Native GitHub Actions for CI workflows

Braintrust provides native GitHub Actions to run evals directly in CI. Teams can execute offline evals on pull requests, compare results against baselines, and block merges when quality drops below defined thresholds. This makes LLM quality checks part of the standard development workflow, rather than a manual or ad hoc step.

Because these CI runs use the same eval definitions and scoring logic as production, teams can catch regressions early and ensure changes improve quality.

Shared workflows across teams

Braintrust supports shared workflows across engineering, product, and operations. Engineers debug traces, product teams review eval results, and operators monitor dashboards in the same system, using the same underlying data.

Production teams at Stripe, Notion, Perplexity, Zapier, Coursera, Replit, and Vercel trust Braintrust for LLM observability. Dropbox uses Braintrust to improve the quality and reliability of its conversational AI, reducing the risk of regressions reaching production.

Start using Braintrust's free tier to catch failures early, including 1 million trace spans and 10,000 evaluation scores per month.

Conclusion

LLM observability makes it possible to understand how LLM systems behave in production. It connects request execution, output quality, and system behavior so teams can see why responses fail, where issues originate, and how changes affect real usage over time. Without observability, LLM applications remain difficult to debug and hard to operate reliably at scale.

Braintrust provides an observability workflow designed specifically for LLM applications, bringing production visibility, evaluation, and monitoring into one place. Teams use it to move faster when issues appear and to make decisions based on production behavior rather than assumptions.

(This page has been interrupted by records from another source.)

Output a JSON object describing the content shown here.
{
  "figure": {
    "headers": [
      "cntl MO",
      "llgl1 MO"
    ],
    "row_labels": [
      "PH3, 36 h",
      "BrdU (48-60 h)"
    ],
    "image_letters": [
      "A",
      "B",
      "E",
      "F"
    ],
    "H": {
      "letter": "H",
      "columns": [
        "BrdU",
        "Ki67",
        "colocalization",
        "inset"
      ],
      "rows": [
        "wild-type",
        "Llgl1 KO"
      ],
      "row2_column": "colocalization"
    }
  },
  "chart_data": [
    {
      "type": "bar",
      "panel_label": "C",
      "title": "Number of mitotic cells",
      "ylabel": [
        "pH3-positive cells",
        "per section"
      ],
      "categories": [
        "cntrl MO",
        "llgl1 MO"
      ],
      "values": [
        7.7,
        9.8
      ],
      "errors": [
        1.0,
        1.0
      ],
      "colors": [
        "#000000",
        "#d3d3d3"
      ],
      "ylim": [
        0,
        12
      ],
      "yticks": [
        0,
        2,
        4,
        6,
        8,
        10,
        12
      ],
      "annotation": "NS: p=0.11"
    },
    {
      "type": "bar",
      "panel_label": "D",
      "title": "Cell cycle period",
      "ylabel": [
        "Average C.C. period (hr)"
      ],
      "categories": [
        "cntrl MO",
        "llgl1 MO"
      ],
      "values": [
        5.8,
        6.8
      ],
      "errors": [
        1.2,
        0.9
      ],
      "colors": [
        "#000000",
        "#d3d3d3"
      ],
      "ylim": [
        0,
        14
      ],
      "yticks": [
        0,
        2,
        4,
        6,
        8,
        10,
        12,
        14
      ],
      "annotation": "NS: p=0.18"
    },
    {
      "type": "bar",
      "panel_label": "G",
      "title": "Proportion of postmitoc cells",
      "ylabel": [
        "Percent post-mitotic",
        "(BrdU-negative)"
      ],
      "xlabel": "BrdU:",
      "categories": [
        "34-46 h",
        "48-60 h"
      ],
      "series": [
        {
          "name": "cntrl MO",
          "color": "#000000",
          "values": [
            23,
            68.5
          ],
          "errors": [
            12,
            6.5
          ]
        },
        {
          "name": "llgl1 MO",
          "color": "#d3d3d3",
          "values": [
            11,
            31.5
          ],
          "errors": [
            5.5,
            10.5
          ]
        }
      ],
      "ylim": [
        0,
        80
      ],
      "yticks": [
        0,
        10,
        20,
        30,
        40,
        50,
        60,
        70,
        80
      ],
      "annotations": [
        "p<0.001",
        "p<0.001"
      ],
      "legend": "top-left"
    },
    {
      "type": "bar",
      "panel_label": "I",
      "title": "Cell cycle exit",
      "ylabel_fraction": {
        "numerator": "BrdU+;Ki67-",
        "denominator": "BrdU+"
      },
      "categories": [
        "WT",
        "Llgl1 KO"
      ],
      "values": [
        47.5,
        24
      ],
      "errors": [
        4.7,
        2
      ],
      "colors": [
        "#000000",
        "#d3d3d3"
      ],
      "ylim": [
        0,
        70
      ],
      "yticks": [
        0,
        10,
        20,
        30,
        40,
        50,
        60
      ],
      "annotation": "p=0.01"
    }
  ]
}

Get started with Braintrust for free to add observability to your LLM applications in production and catch failures before users see them.

FAQs

What is LLM observability?

LLM observability is the practice of understanding how LLM applications behave once they are running in production. It goes beyond checking whether requests succeed and focuses on how responses are produced, whether outputs meet quality expectations, how much they cost, and whether they introduce safety risks. With observability in place, teams can debug incorrect responses, track quality changes over time, and operate LLM systems more reliably as usage grows.

How is LLM observability different from traditional monitoring?

Traditional monitoring is designed for deterministic systems and focuses on infrastructure health, such as uptime, latency, and error rates. LLM observability adds visibility into model behavior by recording prompts, retrieved context, model outputs, and execution steps. This makes it possible to understand why a response was incorrect, unsafe, or expensive even when the system appears healthy from an infrastructure perspective.

How does LLM observability help reduce costs?

LLM observability makes it clear where usage and spending are concentrated. By tracking token usage, model calls, and context size per request, teams can identify inefficient prompts, unnecessary retries, and oversized context windows. Braintrust's cost analytics break this data down by prompt, completion, feature, and metadata, helping teams prioritize changes that reduce spend without degrading output quality.

What tools do I need for LLM observability?

Effective LLM observability requires three capabilities working together. Tracing captures how each request executes across retrieval, prompts, model calls, and tools. Evaluation measures whether outputs meet defined quality criteria. Monitoring tracks trends in latency, cost, errors, and quality over time. Braintrust provides all three capabilities in a single platform, using shared data so teams can detect issues, investigate their cause, and validate fixes with one-click production-to-eval workflows.

How do I get started with LLM observability?

Teams usually start by adding tracing to their LLM applications so they can inspect how individual requests execute. Once tracing is in place, they add evals to measure output quality and monitoring to track changes over time. Braintrust supports this incremental approach, allowing teams to instrument production traffic, turn real failures into eval test cases, and monitor quality and cost using the same workflow from the beginning.